Bobby Craig begins to move the chip spreader to the job site
Bobby Craig begins to move the chip spreader to the job site

First, sweepers cleaned the road surface of any debris so that the chip seal can adhere to the road. Next, tanker trucks filled with oil sprayed the road surface. Articulated arms fitted with a row of nozzles extended from the back of the truck, and the driver carefully maneuvered his vehicle, ensuring that no oil was sprayed off the road surface.

The gravel spreader moved in next. The vehicle is so big that it takes two workers to operate it properly. Wren occupied the right front workstation where he could operate the spreader's retractable arms, while Bobby Craig sat in the driver's seat.

Like Wren, Craig is a long-time Boone County employee — 19 years this August. He also remembered how road work changed over his years with the County.

The spreader the County used when he first started with the County, Craig remembered, was a device that attached to the back of a dump truck. "That was dangerous," Craig said. "You had to get your arms in between the spreader and the truck to get it attached." It was an improvement a few years later when the County got its first spreader vehicle — similar to what it uses currently, but smaller. "I was the first operator," Craig said.

Craig drove the spreader out onto the freshly oiled cul-de-sac. The driver's seat slid across the deck of the machine, allowing Craig to visually line up the spreader properly. Theoretically, one worker could operate the spreader by himself, but it's easier with two. Once positioned, Craig moved the spreader, and rock chips began to rain down onto the oil. The hopper in the rear of the spreader feed stone onto conveyor belts that delivered it into the retractable arms. Gates on the arms opened based on where the stone was needed, Wren working the operations on the right side while Craig operated on the left, in addition to driving.

In little more than a minute, the huge hopper was empty. With only a few words on the radio, Craig summoned a dump truck to fill the hopper again. The process continued several times — oil truck laying down oil on the cul-de-sac, spreader laying down chipped rock. Once the rock was down, it was rolled into the oil with two rubber-tired rollers — articulated vehicles each with two rows of five truck tires, both weighed down with a container full of gravel or a huge water tank. This was followed by the sweepers, which removed any loose rock.

Boone County's vehicles line up along Summers Lane
Boone County's vehicles line up along Summers Lane

The work went quickly, the crew maneuvering their large, cumbersome vehicles with unexpected grace and efficiency in the narrow laneway. Once the circle of the cul-de-sac was finished, work on the straight road could begin. As fast as the work had been on the cul-de-sac, work on the road itself went faster. Both oil trucks were able to lay down a coat of liquid asphalt, quickly followed by the spreader, extending its arms out to the full 22-feet width of the road. So much gravel was going through the system at this point that the spreader required the dump trucks to just hook up behind the spreader's hopper, and let the big vehicle drag them backward while they dumped their loads into the machine.

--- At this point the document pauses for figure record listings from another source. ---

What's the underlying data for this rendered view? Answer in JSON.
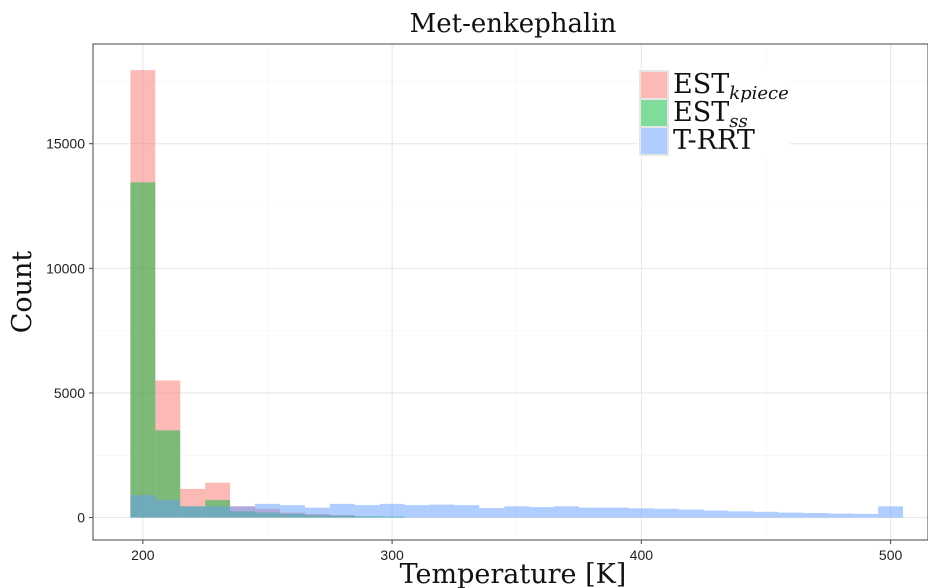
{
  "chart_data": {
    "type": "bar",
    "subtype": "overlaid-histogram",
    "title": "Met-enkephalin",
    "xlabel": "Temperature [K]",
    "ylabel": "Count",
    "xlim": [
      180,
      515
    ],
    "ylim": [
      -900,
      19000
    ],
    "xticks": [
      200,
      300,
      400,
      500
    ],
    "yticks": [
      0,
      5000,
      10000,
      15000
    ],
    "grid": true,
    "legend_position": "top-right",
    "series": [
      {
        "name": "EST",
        "subscript": "kpiece",
        "color": "#F8766D",
        "opacity": 0.5,
        "bins": [
          {
            "x0": 195,
            "x1": 205,
            "count": 17950
          },
          {
            "x0": 205,
            "x1": 215,
            "count": 5500
          },
          {
            "x0": 215,
            "x1": 225,
            "count": 1150
          },
          {
            "x0": 225,
            "x1": 235,
            "count": 1400
          },
          {
            "x0": 235,
            "x1": 245,
            "count": 450
          },
          {
            "x0": 245,
            "x1": 255,
            "count": 350
          },
          {
            "x0": 255,
            "x1": 265,
            "count": 200
          },
          {
            "x0": 265,
            "x1": 275,
            "count": 150
          },
          {
            "x0": 275,
            "x1": 285,
            "count": 100
          }
        ]
      },
      {
        "name": "EST",
        "subscript": "ss",
        "color": "#00BA38",
        "opacity": 0.5,
        "bins": [
          {
            "x0": 195,
            "x1": 205,
            "count": 13450
          },
          {
            "x0": 205,
            "x1": 215,
            "count": 3500
          },
          {
            "x0": 215,
            "x1": 225,
            "count": 450
          },
          {
            "x0": 225,
            "x1": 235,
            "count": 700
          },
          {
            "x0": 235,
            "x1": 245,
            "count": 250
          },
          {
            "x0": 245,
            "x1": 255,
            "count": 200
          },
          {
            "x0": 255,
            "x1": 265,
            "count": 150
          },
          {
            "x0": 265,
            "x1": 275,
            "count": 100
          },
          {
            "x0": 275,
            "x1": 285,
            "count": 80
          },
          {
            "x0": 285,
            "x1": 295,
            "count": 60
          },
          {
            "x0": 295,
            "x1": 305,
            "count": 50
          }
        ]
      },
      {
        "name": "T-RRT",
        "subscript": "",
        "color": "#619CFF",
        "opacity": 0.5,
        "bins": [
          {
            "x0": 195,
            "x1": 205,
            "count": 900
          },
          {
            "x0": 205,
            "x1": 215,
            "count": 700
          },
          {
            "x0": 215,
            "x1": 225,
            "count": 450
          },
          {
            "x0": 225,
            "x1": 235,
            "count": 450
          },
          {
            "x0": 235,
            "x1": 245,
            "count": 450
          },
          {
            "x0": 245,
            "x1": 255,
            "count": 550
          },
          {
            "x0": 255,
            "x1": 265,
            "count": 500
          },
          {
            "x0": 265,
            "x1": 275,
            "count": 400
          },
          {
            "x0": 275,
            "x1": 285,
            "count": 550
          },
          {
            "x0": 285,
            "x1": 295,
            "count": 500
          },
          {
            "x0": 295,
            "x1": 305,
            "count": 550
          },
          {
            "x0": 305,
            "x1": 315,
            "count": 500
          },
          {
            "x0": 315,
            "x1": 325,
            "count": 520
          },
          {
            "x0": 325,
            "x1": 335,
            "count": 500
          },
          {
            "x0": 335,
            "x1": 345,
            "count": 380
          },
          {
            "x0": 345,
            "x1": 355,
            "count": 450
          },
          {
            "x0": 355,
            "x1": 365,
            "count": 420
          },
          {
            "x0": 365,
            "x1": 375,
            "count": 450
          },
          {
            "x0": 375,
            "x1": 385,
            "count": 400
          },
          {
            "x0": 385,
            "x1": 395,
            "count": 400
          },
          {
            "x0": 395,
            "x1": 405,
            "count": 370
          },
          {
            "x0": 405,
            "x1": 415,
            "count": 350
          },
          {
            "x0": 415,
            "x1": 425,
            "count": 320
          },
          {
            "x0": 425,
            "x1": 435,
            "count": 280
          },
          {
            "x0": 435,
            "x1": 445,
            "count": 250
          },
          {
            "x0": 445,
            "x1": 455,
            "count": 230
          },
          {
            "x0": 455,
            "x1": 465,
            "count": 200
          },
          {
            "x0": 465,
            "x1": 475,
            "count": 180
          },
          {
            "x0": 475,
            "x1": 485,
            "count": 160
          },
          {
            "x0": 485,
            "x1": 495,
            "count": 150
          },
          {
            "x0": 495,
            "x1": 505,
            "count": 450
          }
        ]
      }
    ]
  }
}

"We can do about four, five miles a day," Craig said as Wren guided a new dump truck behind the spreader. Each dump truck carried 12 to 13 tons of rock, but the spreader emptied them out in no more than five minutes.

This year, Boone County resurfaced about 17.5 miles, comparable to the work done in 2010. "Next year I'm planning on doing about twice as much as that," Haid said. "Just because it's just that point in the life of our complete system that there's just more of these that happen to need to be done next year."

Traffic along Olivet waited patiently as the spreader and the other vehicles maneuvered where Summers Lane went into it, putting the finishing touches on this road's resurfacing. In less than two hours, the crew had managed to complete the chip-seal process on this stretch of road. They quickly move out of the way, allowing the traffic to pass, and began the process of loading up and preparing their equipment to move on to the next stretch of road requiring their attention. It was still early in the day; there was a lot more work to do.